Yu Chen berhenti. “Maksud Anda?”
Tetua Yang menatapnya tanpa berkedip. “Mulai hari ini, namamu, entah ‘Yu Chen’ atau siapa pun, telah masuk dalam Daftar Sanksi Level Rendah Aliansi Perdagangan. Kau masih boleh membeli dan menjual barang umum, tapi semua sumber daya tingkat tinggi—pil, artefak, batu roh—akan menolak transaksi atas namamu.”
Kerumunan bergemuruh pelan. Daftar Sanksi bukan hal main-main. Itu berarti seluruh jaringan dagang resmi di Wilayah Suci akan menolak keberadaannya.
Yu Chen memejamkan mata sebentar, lalu menatap Tetua Yang dengan senyum tipis. “Jadi inikah cara Sekte Agung menjaga kehormatannya?
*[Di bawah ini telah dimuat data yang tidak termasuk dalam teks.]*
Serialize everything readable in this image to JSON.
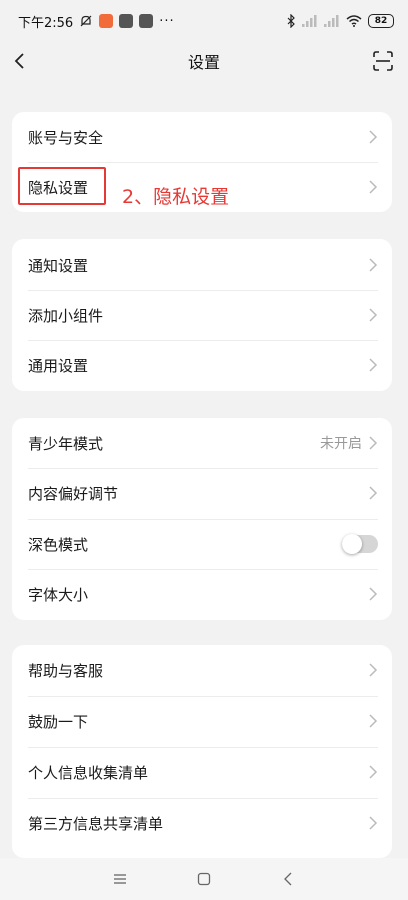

Dengan menyingkirkan mereka yang lebih berbakat?”
“Jaga lidahmu, anak muda,” balas Tetua Yang. “Aku memberimu kesempatan untuk pergi dengan tenang. Kalau bukan karena kualitas pilmu, aku sudah menyeretmu ke Dewan Tetua untuk diinterogasi.”
Yu Chen membungkuk singkat. “Kalau begitu, izinkan aku pergi sebelum kebijaksanaan Anda berubah pikiran.”
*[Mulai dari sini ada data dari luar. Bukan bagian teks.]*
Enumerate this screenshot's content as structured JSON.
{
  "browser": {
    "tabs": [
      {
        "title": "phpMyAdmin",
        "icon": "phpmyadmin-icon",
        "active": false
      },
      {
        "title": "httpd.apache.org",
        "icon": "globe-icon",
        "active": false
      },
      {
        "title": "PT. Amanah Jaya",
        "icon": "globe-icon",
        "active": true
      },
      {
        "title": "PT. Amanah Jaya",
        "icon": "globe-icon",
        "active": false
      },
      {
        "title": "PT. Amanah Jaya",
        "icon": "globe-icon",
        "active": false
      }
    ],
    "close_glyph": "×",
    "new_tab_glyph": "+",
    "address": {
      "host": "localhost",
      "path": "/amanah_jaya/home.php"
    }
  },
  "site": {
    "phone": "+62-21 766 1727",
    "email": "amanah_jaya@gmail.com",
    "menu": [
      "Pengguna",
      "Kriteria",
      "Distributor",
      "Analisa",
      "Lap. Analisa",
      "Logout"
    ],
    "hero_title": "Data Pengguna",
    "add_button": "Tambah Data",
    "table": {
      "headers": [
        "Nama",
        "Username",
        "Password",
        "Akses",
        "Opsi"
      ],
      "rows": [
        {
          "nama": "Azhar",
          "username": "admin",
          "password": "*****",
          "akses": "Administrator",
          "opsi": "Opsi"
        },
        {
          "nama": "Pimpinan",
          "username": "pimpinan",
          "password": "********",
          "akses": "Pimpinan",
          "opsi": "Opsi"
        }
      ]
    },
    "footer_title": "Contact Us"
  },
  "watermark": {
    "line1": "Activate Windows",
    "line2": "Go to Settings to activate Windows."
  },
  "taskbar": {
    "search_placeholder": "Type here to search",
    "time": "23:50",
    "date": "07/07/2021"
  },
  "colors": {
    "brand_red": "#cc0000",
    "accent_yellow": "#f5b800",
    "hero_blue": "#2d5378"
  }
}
Tanpa menunggu jawaban, ia berbalik dan berjalan keluar. Suara langkahnya bergema pelan di lantai giok.
Beberapa saat setelah ia menghilang di balik pintu, Tetua Yang menatap muridnya dengan tajam. “Kirimkan laporan ke Paviliun Langit Gelap. Katakan pada mereka… naga itu sudah muncul.”
---
Malam itu, Yu Chen berdiri di puncak menara penginapan, memandangi bulan penuh yang memantulkan sinar pucat di atas kota. Di tangannya, Akar Jiwa Hijau memancarkan cahaya lembut, seperti denyut jantung alam itu sendiri.
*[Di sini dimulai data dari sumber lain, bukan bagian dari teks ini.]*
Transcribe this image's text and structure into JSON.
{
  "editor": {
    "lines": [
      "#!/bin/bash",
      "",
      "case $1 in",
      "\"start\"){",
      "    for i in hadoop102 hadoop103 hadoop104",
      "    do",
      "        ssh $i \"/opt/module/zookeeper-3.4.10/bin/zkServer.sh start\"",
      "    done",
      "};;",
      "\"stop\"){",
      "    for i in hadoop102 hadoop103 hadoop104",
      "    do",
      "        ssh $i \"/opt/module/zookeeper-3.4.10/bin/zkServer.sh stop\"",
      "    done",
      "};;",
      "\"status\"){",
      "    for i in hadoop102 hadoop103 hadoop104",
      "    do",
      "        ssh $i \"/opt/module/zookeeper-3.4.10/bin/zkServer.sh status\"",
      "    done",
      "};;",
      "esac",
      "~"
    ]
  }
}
“Jadi begini akhirnya dunia bekerja,” katanya pelan. “Kau memberi sesuatu yang lebih baik daripada yang mereka punya… dan mereka ingin menghancurkanmu karena itu.”
Ia duduk bersila. Udara di sekelilingnya bergetar ketika ia menyalurkan energi dari Akar Jiwa ke tubuhnya. Qi murni mengalir ke Dantian, lalu naik ke pusat alisnya, di mana Roh Semu-nya bersemayam.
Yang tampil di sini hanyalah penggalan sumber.